Sidelined by this week’s news of gold medals in Tokyo, and an expanding COVID-19 outbreak in Sydney, was the Australian Labor Party’s announcement they would no longer look at proposed tax increases if successful in next year’s bid for government.
This is a stunning reversal of Labor’s stance at the 2019 election and a welcome pointer to the future of taxation in Australia—even if nothing is ever certain.
Labor went to the 2019 election proposing a raft of tax increases and rejecting personal income tax cuts proposed by the Coalition government, which will take effect in 2024. These are the third and final stages of a series of the tax bracket, and marginal rate adjustments commenced in 2018.
Following Labor’s loss of that election, the unravelling of its tax policies began soon after. The election loss was widely unexpected, and tax policies were believed to have played a key role in it.
First, while agreeing to pass two earlier tax cuts proposed by the government, Labor reserved its ultimate position on the final stage 2024 personal income tax cuts.
The final cuts will modestly flatten marginal rates of tax, with three progressive rates that apply to the income bracket of $45,000 to $200,000 being replaced with a single, lower marginal rate of 32 percent. Although the cuts are still three years away—and a lot can change in three years of politics and government budgeting—there is at least now a bipartisan position that makes it more difficult for either side to back out.
Then, Labor ditched its policy on franking credits—which reduces the tax payable by shareholders on dividends and can also lead to additional tax refunds for the person. It was this refundability that Labor had planned to scrap, a measure that would have hit retirees who were planning to live out their retirement on savings and investments.
This week, as well as confirming the income tax cuts set for 2024, Labor scrapped the most significant remaining measures from its 2019 tax hit list.
One of these is the disallowance of so-called “negative gearing” deductions which arise when property investors—including apartments or houses for rent—make an accounting loss due to interest payments on mortgages that are financing those investments. Labor planned to stop property owners from using these losses to reduce taxable income.
The other scrapped proposal was halving the capital gains tax discount. Since 1999, this has allowed Australians to include in their taxable income 50 percent of the capital gains from the sale of assets that have been held for at least 12 months.
The maths shows that halving the discount—from 50 to 25 percent—would have seen at least a 50 percent increase in the capital gains tax payable on asset sales.
While a case could be made for curbing negative gearing deductions, as I have written extensively over many years, the other measures proposed by Labor lacked justification based on tax principles.
They appeared to be expedient proposals aimed at raising substantial additional revenue to fund new spending proposals while maintaining balanced or surplus budgets. And targeting higher income taxpayers and owners of capital, they fitted the narrative of “addressing inequality” that Labor has emphasised.
The main reason Labor has gone so far in revising its tax policies is that they did not play well in the 2019 election.
One of the conclusions taken from that election is that there is a substantial body of voters that aspires to do better and does not appreciate tax increases that may frustrate those aspirations. Whatever other voters Labor targets, it must be wary of putting the aspirational class offside.
Another reason is that the Opposition no longer needs to worry about having a policy platform consistent with balanced or surplus budgets. The Coalition has spent on such a massive scale during the pandemic that it has sanctified budget deficits, which will remain for years to come.
Why would Labor volunteer to handicap its election chances by proposing tax increases when its opponent has given them a free pass to run deficits?
This is not to say that Labor will have no tax changes in its platform. It has so far been silent on superannuation tax concessions. And it could run with a tax levy for aged care—an idea raised in the recent Royal Commission into Aged Care Services. According to polls, such a levy has some support, even though it is simply an income tax increase by another name and would leave Labor wide open to the charge of duplicity.

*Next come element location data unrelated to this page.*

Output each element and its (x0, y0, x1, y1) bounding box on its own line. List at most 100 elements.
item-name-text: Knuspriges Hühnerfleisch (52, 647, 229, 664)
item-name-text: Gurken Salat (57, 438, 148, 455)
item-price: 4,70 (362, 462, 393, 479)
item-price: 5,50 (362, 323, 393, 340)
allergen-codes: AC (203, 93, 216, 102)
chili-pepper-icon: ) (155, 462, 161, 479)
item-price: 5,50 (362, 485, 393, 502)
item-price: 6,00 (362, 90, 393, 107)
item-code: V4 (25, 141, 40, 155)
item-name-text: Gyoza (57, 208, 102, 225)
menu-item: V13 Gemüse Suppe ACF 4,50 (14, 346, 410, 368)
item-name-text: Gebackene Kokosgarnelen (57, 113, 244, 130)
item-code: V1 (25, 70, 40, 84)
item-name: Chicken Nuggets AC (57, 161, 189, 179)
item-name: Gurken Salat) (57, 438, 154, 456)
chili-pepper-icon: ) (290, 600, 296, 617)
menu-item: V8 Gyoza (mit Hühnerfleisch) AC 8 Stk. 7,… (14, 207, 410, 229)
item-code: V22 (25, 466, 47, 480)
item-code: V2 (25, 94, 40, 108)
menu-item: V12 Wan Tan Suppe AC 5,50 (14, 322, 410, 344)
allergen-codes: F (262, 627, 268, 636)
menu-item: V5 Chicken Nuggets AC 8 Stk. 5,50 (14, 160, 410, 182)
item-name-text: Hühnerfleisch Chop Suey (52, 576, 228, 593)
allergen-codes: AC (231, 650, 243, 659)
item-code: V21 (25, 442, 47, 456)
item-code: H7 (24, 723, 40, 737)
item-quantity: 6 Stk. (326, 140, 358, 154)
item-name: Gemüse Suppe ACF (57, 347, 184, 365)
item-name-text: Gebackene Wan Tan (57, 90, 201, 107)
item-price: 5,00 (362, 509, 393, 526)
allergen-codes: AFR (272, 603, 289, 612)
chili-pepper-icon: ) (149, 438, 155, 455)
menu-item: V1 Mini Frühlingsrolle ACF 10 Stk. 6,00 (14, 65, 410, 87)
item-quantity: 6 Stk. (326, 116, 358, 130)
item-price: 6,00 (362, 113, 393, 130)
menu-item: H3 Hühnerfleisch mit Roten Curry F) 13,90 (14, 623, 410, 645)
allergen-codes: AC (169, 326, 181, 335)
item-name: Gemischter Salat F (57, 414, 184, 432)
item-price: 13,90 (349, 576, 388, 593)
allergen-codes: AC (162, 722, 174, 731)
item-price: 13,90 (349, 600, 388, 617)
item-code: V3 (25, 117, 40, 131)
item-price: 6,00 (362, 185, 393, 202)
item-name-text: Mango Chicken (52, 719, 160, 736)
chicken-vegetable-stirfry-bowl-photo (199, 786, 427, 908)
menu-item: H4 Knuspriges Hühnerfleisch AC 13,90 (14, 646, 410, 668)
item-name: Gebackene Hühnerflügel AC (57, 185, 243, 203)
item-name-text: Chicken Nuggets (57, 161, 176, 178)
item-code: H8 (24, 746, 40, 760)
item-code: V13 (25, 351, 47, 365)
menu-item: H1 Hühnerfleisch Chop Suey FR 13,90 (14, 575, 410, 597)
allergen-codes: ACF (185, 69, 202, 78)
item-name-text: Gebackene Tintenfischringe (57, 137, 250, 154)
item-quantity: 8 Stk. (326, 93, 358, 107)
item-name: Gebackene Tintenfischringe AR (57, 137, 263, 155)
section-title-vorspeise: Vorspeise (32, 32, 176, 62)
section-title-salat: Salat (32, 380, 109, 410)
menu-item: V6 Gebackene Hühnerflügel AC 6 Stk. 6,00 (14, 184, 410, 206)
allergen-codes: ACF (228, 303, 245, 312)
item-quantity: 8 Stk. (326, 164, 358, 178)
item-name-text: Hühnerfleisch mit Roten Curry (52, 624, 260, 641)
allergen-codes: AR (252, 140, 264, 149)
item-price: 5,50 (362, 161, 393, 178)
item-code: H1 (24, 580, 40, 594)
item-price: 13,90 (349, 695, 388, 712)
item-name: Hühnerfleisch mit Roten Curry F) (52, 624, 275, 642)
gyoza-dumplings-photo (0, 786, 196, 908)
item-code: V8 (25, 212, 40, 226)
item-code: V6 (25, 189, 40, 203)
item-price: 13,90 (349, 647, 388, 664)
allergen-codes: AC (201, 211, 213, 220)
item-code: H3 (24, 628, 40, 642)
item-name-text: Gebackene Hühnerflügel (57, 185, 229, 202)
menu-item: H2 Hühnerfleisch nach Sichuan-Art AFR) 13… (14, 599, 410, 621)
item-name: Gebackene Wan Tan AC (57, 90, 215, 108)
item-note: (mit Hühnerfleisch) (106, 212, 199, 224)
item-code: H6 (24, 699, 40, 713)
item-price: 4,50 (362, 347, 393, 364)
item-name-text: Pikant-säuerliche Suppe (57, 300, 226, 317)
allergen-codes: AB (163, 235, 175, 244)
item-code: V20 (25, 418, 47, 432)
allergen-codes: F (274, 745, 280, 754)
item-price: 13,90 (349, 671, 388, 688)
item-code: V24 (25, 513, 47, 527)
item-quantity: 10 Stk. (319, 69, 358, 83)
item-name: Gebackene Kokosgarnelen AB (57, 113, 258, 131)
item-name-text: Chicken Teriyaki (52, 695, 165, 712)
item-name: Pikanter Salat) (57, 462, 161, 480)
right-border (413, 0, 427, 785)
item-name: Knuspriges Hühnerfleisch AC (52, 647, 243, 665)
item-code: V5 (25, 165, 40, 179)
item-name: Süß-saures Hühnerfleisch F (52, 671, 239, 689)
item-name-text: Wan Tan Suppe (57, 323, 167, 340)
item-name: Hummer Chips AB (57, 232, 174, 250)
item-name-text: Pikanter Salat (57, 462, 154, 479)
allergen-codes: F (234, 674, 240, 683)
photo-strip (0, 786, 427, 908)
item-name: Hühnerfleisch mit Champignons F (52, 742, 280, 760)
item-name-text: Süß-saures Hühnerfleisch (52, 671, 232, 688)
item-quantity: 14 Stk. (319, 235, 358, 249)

Death and gift taxes—of which Australia has none—are favoured by some tax economists, but Labor seems unlikely to open that political hornet’s nest.
Labor’s tax backflips are welcome but leave unresolved the issue of whether Australia is to be a relatively low tax country or one of high government spending. We are currently both but cannot remain that way forever. It is not only the Labor opposition that has some explaining to do on that issue.